If you go there, having passed through the commerce and bustle, through the gate or across the bridge, by the plaza and beyond the basilicas, you can slake your thirst at any time. You can fill bottles, but only if they’re empty. If you carry your own water to this place, you may not feel the need to drink. But this is a pilgrimage for the thirsty: thirsty for water, thirsty for healing, thirsty for peace, thirsty for grace.
Bernadette uncovered the spring, but the water didn’t start flowing freely until the prayers of others were wedded to her obedience. Louis Bouriette, whose sight was healed by those waters, witnessed the waters beginning to flow from that initial source. Werfel recounts the tale like this:
Around three o’clock Louis Bouriette went to Massabielle for a fresh bag of earth. Arrived at the grotto, he met a small group of women bending over a thin trickle or rill of water that, starting at the moist patch of earth in the grotto, was making a tiny channel for itself through the sand to the Savy brook. This rill was not much more than a narrow thread of water that a swift summer rain might cause to purl along a garden path. Yet it had a lively and purposeful way of running that seemed to point to a plenteous source.
“Well, what’s that?” Bouriette asked in amazement.
“We were telling our beads,” one of the women explained, “when suddenly the water began to run. We didn’t notice it before.”
Bernadette dug with her hands; these women dug with their beads. They likely didn’t even know they were uncovering anything. They just did what they usually did: They told their beads and prayed their prayers. They did so where they had seen Bernadette tell her beads, where they had seen Bernadette get filthy, where they had seen Bernadette transfigured even if they could not see for themselves the Lady whom Bernadette saw. They saw the effects on Bernadette, and they went there to pray as she had prayed. They went toward the wet earth. That was their own pilgrimage: They did not bring their own resources; they went in search of what they did not yet know.
You cannot bring your own water on a true pilgrimage to Lourdes. The point of the journey is to wait for, to long for, and to receive the water Our Lady intends.

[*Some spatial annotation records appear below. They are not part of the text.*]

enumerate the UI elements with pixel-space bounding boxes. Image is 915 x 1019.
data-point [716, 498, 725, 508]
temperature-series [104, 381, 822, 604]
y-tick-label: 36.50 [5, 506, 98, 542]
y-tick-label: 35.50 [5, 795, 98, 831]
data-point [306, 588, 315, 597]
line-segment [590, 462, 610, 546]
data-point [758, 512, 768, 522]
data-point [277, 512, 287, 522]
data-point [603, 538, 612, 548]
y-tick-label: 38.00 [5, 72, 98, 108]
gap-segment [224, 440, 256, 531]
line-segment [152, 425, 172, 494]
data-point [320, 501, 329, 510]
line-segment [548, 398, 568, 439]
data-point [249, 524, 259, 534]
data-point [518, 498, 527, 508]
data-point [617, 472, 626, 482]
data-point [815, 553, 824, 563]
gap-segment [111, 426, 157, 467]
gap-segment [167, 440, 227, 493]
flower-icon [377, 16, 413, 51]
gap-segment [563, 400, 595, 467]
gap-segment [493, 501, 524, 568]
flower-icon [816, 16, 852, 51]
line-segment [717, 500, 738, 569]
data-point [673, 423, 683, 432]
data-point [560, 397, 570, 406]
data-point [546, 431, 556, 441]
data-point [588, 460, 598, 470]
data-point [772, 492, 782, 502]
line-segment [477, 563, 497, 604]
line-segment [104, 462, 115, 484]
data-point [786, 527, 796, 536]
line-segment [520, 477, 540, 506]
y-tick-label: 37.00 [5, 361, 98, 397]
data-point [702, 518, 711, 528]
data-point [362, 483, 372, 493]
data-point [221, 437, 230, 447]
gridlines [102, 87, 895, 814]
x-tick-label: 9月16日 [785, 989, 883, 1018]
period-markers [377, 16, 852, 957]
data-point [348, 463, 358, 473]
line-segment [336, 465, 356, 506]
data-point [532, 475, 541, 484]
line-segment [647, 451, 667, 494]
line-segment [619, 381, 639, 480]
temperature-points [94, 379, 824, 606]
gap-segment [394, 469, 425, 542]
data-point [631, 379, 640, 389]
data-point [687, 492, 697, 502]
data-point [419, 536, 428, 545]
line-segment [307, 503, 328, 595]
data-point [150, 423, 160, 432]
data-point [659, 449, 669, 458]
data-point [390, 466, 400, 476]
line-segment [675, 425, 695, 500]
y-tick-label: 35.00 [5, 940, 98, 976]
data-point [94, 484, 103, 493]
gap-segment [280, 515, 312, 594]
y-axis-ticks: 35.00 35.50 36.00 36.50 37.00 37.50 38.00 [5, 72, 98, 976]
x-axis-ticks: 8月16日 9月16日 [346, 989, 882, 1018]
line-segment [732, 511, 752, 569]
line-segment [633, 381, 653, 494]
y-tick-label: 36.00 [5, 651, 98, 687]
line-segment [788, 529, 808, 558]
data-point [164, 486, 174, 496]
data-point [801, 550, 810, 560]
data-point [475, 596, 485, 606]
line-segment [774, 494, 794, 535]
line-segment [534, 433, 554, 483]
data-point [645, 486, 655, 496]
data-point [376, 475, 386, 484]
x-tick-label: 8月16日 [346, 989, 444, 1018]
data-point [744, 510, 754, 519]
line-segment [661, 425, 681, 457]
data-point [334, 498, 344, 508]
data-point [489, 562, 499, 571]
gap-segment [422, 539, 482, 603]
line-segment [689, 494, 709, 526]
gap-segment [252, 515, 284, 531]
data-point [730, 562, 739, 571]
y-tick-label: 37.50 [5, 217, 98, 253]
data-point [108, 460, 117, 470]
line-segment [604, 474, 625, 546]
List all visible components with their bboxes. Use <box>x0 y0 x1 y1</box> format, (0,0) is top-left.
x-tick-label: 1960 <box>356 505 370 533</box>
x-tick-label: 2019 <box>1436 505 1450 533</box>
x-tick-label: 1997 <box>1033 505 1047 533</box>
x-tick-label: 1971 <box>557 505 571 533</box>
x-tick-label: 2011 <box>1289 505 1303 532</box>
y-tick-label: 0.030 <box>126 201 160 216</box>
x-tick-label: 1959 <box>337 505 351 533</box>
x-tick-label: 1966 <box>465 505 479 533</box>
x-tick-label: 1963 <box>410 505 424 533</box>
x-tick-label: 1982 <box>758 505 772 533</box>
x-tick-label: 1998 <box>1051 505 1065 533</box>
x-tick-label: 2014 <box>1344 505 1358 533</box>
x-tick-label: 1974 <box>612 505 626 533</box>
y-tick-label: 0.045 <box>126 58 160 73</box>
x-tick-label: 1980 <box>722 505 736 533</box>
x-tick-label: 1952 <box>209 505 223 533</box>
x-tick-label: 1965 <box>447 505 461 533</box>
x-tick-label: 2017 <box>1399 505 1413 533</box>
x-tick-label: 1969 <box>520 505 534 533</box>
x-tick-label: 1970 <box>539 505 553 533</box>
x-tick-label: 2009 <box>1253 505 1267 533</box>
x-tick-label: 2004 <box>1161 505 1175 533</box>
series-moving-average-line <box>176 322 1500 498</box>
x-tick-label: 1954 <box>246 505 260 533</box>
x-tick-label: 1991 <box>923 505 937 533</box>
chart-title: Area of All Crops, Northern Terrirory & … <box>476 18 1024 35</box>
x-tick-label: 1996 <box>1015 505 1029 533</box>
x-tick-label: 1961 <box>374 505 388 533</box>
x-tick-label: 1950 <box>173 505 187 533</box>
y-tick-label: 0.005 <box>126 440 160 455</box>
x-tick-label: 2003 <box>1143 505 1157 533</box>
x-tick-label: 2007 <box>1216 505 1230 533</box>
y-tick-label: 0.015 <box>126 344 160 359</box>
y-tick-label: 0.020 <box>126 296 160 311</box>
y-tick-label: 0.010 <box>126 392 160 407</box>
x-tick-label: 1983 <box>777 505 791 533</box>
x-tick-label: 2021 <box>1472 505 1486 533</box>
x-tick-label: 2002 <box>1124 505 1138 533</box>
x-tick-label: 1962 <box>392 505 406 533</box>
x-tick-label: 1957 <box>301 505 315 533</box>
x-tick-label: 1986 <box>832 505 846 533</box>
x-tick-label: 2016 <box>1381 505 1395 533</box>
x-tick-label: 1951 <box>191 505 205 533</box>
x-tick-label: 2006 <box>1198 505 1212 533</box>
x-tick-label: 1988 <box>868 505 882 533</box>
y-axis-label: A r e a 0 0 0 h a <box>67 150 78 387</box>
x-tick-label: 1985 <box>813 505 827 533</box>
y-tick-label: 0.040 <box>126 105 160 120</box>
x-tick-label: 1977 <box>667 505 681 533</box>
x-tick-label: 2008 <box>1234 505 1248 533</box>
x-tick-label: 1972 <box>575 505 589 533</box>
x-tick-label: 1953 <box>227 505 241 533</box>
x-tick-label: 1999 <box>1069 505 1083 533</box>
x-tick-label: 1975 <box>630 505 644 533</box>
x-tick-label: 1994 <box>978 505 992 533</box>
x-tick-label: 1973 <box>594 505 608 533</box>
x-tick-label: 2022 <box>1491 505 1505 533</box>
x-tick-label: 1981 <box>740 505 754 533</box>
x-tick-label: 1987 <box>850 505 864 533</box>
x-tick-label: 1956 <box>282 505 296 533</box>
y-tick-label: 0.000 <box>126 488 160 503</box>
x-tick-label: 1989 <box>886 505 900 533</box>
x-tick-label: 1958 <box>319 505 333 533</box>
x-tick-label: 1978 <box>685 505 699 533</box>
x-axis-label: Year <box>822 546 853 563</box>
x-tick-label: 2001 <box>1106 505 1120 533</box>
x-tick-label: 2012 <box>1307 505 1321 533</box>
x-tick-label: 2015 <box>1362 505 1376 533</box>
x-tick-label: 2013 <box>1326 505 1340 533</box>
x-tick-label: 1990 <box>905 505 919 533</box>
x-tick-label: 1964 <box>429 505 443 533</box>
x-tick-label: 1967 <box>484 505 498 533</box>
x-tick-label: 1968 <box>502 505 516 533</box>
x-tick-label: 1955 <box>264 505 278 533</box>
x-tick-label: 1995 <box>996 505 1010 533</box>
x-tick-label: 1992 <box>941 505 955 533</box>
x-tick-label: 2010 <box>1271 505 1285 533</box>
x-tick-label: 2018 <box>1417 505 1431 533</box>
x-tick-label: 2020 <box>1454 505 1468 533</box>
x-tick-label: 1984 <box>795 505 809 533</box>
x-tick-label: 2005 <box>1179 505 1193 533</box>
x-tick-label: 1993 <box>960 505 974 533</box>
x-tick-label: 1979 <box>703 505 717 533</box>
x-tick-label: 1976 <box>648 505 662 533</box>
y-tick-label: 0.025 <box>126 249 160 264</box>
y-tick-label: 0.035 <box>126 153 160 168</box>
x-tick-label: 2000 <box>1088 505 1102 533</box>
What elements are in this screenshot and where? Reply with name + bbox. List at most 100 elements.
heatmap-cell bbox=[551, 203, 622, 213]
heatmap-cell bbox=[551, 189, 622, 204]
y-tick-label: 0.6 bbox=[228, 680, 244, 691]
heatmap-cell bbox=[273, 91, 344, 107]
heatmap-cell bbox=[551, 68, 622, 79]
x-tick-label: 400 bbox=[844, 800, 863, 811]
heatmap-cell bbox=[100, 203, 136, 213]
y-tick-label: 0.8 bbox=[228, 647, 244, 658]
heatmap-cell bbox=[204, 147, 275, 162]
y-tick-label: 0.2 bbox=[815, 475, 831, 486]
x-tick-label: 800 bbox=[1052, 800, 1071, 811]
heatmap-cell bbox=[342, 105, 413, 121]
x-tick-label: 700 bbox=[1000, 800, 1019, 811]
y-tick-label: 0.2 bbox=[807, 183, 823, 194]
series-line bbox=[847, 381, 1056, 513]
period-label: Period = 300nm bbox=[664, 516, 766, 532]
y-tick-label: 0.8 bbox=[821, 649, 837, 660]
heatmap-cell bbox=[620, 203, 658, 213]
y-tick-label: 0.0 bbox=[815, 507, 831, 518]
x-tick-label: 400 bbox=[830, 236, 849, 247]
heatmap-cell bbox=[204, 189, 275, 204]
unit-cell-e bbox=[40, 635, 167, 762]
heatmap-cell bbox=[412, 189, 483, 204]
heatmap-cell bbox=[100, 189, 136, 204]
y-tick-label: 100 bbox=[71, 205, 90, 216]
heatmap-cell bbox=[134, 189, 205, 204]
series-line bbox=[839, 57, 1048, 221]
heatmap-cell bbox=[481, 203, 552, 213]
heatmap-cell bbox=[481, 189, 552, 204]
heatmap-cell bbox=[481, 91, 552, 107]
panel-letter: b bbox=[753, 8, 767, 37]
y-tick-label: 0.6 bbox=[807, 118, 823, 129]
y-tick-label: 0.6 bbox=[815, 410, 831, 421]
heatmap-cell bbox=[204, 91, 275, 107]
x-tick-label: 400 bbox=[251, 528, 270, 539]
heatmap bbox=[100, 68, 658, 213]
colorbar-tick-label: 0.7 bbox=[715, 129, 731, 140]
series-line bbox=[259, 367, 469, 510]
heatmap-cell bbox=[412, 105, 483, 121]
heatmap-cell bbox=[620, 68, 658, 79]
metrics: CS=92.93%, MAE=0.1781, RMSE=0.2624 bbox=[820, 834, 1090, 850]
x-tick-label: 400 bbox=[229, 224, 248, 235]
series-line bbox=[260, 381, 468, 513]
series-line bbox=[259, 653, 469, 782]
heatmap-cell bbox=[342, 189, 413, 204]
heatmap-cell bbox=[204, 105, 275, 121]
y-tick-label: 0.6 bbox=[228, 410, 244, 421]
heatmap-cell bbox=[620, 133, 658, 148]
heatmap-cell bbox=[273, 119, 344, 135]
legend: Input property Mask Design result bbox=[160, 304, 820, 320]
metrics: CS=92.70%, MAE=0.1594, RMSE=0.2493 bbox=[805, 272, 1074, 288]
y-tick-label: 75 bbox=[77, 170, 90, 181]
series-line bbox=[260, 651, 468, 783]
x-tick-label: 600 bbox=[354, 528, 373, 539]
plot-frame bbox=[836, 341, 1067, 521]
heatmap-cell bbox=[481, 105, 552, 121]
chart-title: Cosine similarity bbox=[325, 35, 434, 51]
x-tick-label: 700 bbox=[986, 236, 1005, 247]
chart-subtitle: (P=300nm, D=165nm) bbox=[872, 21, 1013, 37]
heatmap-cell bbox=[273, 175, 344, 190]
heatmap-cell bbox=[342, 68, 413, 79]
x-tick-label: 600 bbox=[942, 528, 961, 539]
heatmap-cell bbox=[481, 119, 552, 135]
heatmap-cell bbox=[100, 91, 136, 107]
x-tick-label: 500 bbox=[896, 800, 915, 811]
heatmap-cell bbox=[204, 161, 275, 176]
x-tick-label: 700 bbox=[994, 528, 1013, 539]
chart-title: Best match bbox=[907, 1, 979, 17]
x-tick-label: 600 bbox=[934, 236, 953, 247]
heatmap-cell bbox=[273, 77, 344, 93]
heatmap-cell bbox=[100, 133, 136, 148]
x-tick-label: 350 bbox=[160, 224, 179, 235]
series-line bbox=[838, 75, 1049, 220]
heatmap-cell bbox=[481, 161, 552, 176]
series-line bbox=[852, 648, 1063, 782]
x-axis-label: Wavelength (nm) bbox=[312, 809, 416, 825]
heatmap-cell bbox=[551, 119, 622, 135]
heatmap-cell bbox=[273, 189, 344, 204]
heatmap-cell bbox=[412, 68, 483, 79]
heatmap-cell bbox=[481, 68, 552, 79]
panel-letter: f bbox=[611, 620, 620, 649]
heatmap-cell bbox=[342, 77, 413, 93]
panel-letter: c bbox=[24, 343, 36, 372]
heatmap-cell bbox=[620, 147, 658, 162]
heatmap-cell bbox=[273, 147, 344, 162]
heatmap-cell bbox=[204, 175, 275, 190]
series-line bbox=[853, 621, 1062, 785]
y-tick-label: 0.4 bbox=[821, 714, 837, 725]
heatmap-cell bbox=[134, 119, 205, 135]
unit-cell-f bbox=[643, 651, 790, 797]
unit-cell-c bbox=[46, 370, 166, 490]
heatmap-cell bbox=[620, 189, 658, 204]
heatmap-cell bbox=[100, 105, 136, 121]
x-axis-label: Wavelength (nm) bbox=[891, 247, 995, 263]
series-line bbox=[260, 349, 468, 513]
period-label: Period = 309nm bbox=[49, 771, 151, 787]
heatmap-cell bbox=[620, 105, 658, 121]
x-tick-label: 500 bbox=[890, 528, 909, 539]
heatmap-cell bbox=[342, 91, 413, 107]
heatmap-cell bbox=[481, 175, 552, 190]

I spent a week without water-on-demand because of what my Spanish guide had said about us Americans a year earlier. I spent a week annoyed at myself for having taken his lighthearted critique to heart. I spent a week wishing I hadn’t cared what he said. But at the end of the week, when I approached the grotto, I understood why I had spent the whole week a little bit uncomfortable. The spring’s water was in front of me and I was thirsty, thank God.